TSPY_TOXIFBNKR.A

This malware is involved in the global financial network transfer system Swift hacking incident of April-May 2016. It has certain routines that are tailored to take advantage of the SWIFT messaging network in order to steal funds.

To get a one-glance comprehensive view of the behavior of this Spyware, refer to the Threat Diagram shown below.

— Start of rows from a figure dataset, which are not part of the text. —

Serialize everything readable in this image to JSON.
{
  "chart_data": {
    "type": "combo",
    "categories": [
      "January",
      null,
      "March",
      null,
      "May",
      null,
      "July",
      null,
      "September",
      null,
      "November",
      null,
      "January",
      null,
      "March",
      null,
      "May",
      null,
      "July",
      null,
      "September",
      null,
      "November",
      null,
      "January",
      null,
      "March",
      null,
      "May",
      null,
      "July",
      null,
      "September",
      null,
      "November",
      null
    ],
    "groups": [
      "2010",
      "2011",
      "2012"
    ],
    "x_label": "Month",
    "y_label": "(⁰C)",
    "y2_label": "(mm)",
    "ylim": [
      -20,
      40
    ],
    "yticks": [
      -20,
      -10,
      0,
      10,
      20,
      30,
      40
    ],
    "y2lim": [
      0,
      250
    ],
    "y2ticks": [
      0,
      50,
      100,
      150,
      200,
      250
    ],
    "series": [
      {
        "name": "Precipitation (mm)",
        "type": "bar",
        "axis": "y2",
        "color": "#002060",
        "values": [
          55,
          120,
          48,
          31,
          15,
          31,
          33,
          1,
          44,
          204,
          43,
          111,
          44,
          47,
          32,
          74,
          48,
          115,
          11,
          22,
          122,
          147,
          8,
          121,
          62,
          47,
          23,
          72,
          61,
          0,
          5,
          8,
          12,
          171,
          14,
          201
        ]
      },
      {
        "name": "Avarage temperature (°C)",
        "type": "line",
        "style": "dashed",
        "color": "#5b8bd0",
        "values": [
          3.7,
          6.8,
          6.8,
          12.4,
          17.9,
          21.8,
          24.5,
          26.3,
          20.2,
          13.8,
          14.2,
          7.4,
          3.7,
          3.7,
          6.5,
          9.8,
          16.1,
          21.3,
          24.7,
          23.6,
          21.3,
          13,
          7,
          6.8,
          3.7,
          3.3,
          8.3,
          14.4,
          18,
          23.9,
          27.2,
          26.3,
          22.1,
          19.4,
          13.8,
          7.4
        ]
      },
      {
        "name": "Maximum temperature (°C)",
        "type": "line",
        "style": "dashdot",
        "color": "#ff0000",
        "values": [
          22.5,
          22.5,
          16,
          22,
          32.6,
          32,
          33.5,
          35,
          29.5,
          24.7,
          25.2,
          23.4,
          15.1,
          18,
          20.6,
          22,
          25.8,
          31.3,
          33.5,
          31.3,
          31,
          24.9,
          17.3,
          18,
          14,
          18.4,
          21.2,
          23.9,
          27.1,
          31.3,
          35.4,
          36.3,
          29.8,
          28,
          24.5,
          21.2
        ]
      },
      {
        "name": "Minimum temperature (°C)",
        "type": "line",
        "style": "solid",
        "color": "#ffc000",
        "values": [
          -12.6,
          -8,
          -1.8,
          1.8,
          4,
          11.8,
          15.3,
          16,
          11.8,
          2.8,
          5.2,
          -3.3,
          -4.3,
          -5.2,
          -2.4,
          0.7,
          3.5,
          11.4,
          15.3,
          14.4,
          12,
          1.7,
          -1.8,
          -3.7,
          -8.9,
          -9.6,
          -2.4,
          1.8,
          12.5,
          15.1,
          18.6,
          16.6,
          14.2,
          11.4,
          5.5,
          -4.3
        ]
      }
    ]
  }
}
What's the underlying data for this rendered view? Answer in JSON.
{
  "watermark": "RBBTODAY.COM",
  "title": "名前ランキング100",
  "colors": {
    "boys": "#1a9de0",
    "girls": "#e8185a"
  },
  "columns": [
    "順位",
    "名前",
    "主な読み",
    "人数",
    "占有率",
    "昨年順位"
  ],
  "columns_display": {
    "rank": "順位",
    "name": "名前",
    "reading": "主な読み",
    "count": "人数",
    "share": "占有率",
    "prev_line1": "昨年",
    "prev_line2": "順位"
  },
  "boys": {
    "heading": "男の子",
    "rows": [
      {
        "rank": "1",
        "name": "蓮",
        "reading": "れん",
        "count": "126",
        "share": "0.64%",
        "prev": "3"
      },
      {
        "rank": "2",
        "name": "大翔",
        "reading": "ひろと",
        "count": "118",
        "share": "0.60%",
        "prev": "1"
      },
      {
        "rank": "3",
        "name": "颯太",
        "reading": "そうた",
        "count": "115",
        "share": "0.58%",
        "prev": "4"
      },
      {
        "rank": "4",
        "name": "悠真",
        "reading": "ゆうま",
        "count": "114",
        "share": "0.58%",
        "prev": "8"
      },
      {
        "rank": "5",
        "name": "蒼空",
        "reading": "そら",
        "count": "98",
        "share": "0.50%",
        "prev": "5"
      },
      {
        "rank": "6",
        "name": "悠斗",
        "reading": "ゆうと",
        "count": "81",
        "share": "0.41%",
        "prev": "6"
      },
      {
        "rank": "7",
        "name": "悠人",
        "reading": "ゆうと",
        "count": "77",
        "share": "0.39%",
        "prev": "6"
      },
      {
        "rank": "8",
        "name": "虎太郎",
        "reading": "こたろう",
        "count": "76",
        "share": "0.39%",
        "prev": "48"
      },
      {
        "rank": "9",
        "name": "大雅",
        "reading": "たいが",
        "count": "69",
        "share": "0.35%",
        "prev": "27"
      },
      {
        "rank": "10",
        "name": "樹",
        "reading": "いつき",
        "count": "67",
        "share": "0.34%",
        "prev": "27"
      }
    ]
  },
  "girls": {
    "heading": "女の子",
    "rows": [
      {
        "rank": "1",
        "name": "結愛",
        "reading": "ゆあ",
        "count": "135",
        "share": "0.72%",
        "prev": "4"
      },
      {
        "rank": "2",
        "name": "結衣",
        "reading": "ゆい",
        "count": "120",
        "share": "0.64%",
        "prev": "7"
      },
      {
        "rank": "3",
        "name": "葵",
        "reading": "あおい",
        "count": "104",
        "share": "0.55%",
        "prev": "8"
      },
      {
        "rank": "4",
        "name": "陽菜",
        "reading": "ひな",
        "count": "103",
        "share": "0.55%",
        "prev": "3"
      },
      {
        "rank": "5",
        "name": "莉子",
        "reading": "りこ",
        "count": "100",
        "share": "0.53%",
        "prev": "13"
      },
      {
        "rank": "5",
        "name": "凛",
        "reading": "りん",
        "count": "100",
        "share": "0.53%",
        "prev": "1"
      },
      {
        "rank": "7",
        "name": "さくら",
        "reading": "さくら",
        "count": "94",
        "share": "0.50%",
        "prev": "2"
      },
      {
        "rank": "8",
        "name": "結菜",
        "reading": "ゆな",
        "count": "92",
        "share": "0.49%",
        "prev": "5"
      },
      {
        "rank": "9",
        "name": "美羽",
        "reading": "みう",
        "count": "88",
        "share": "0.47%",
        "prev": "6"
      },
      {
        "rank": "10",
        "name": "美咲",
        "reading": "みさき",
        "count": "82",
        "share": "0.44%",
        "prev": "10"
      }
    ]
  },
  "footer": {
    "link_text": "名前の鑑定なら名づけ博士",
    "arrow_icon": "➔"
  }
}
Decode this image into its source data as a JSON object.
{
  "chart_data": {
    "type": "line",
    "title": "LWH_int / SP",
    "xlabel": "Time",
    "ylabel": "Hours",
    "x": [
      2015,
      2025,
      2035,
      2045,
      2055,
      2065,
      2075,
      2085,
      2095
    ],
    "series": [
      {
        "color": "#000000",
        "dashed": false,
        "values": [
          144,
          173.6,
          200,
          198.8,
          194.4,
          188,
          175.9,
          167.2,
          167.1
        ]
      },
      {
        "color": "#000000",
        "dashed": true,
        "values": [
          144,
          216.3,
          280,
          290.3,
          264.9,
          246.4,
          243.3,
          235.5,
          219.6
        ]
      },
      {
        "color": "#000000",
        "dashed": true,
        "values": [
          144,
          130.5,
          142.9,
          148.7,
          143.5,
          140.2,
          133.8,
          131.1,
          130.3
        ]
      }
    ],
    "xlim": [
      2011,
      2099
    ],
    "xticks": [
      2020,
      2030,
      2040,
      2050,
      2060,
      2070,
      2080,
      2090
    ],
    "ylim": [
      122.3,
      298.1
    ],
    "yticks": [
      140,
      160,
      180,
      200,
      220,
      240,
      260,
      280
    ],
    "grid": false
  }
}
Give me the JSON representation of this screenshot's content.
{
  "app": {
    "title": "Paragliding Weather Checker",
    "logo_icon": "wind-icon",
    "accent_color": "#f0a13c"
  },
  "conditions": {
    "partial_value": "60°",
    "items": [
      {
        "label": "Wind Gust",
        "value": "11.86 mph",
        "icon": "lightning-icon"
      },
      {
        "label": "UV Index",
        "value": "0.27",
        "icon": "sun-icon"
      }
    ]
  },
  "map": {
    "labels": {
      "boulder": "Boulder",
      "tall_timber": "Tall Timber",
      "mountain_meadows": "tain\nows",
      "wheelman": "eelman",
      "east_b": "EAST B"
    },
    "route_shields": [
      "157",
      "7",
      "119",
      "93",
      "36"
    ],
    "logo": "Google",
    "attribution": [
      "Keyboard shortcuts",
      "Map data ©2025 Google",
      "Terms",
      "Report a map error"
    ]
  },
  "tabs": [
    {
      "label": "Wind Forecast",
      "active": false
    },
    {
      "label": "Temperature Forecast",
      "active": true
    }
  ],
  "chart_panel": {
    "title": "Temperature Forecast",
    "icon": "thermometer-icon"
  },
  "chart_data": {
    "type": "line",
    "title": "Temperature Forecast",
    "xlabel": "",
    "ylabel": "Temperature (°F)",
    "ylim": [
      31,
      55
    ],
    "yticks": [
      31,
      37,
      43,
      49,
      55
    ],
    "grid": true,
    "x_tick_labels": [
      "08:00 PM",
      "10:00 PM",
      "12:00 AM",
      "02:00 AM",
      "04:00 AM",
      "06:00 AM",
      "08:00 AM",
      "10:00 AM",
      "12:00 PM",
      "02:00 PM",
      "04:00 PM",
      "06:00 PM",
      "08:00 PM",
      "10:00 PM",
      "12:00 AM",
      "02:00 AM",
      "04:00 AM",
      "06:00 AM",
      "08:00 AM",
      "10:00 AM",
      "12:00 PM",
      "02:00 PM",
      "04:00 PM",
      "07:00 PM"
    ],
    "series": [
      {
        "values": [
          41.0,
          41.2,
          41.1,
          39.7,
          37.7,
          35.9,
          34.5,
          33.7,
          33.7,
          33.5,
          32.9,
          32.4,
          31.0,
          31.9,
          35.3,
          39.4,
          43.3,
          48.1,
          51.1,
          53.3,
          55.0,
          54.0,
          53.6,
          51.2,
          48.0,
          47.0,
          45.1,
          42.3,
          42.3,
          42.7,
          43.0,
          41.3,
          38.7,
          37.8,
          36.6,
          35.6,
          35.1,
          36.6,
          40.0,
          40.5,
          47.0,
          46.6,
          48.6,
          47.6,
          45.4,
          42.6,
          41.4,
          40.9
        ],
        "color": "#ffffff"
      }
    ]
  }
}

This spyware arrives on a system as a file dropped by other malware or as a file downloaded unknowingly by users when visiting malicious sites.

Arrival Details

This spyware arrives on a system as a file dropped by other malware or as a file downloaded unknowingly by users when visiting malicious sites.

Other Details

This spyware requires the following additional components to properly run:

• %Temp%\WRTU\ldksetup.tmp <- log file of malware's activity
• %Temp%\WRTU\LMutilps32.dat <- configuration file
• fpdfsdk.dll <- DLL required to convert PDF to XML and vice versa

(Note: %Temp% is the Windows temporary folder, where it usually is C:\Windows\Temp on all Windows operating system versions.)

It does the following:

• Modifies bank transactions that use SWIFT Messaging in PDF format
  • Triggers when opening a PDF file
    • Reads PDF and converts it to XML then saves to a temporary file
    • Reads the XML file and parses it to look for the following strings:
      • ": Statement Line"
      • "Closing Balance (Booked Funds)"
      • "POS_TEMP"
      • "Opening Balance"
      • "Sender"
      • ": Debit"
      • ": Credit"
      • " Debit"
      • " Credit"
      • "POS_PAGE_START"
      • ": Closing Avail Bal (Avail Funds)"
      • "Message Trailer"
      • "Message Text"
      • "Message Header"
      • "Instance Type and Transmission"
      • "pagecount"
      • ": FIN 950" <- SWIFT statement message indicator
    • Modify the XML file based on the configuration file
    • Converts the modified XML file to PDF then replaces the original PDF file
    • Opens modified PDF file with the legitimate Foxit Reader for the user to see
• Deletes traces of the malware's activities when modification fails
  • Executes mspdclr.exe with the PDF file as parameter
  • Deletes the original SWIFT message (in PDF format) file from the logs in the following paths:
    • {LOG_PATH}\{SWIFT Code of Bank}{PrtIn/PrtOut}\{SWIFT Message File name}
    • {LOG_PATH}\{SWIFT Code of Bank}{PrtIn/PrtOut}\{Year}\{Month}\{Day}\{SWIFT Message File name}
      • Where:
        LOG_PATH - path of the log files, retrieved from the config file
        SWIFT Message File Name - PDF file that failed to be modified/loaded
  • Execute SQL commands to delete database logs
    • The SQL command is executed using the following format:
      sqlcmd.exe -S "{SQL_SERVER_PORT}" -E -Q "set nocount on;SQL_QUERY" -h -1 -W -o "OUTPUT_FILE"
    • Where:
      SQL_SERVER_PORT - SQL server protocol retrieved from config file
      OUTPUT_FILE - file to receive output from executed SQL command
      SQL_QUERY - hardcoded SQL queries
• Logs its activities in %Temp%\WRTU\ldksetup.tmp

(Note: %Temp% is the Windows temporary folder, where it usually is C:\Windows\Temp on all Windows operating system versions.)

NOTES:

This malware must be set to be the default application to handle PDF files or was manually selected by the user to open a PDF file for it to proceed with its malicious routine. Either it is manually registered by the user thinking it is the legitimate Foxit Reader or it has a dropper that registers it as part of its routine.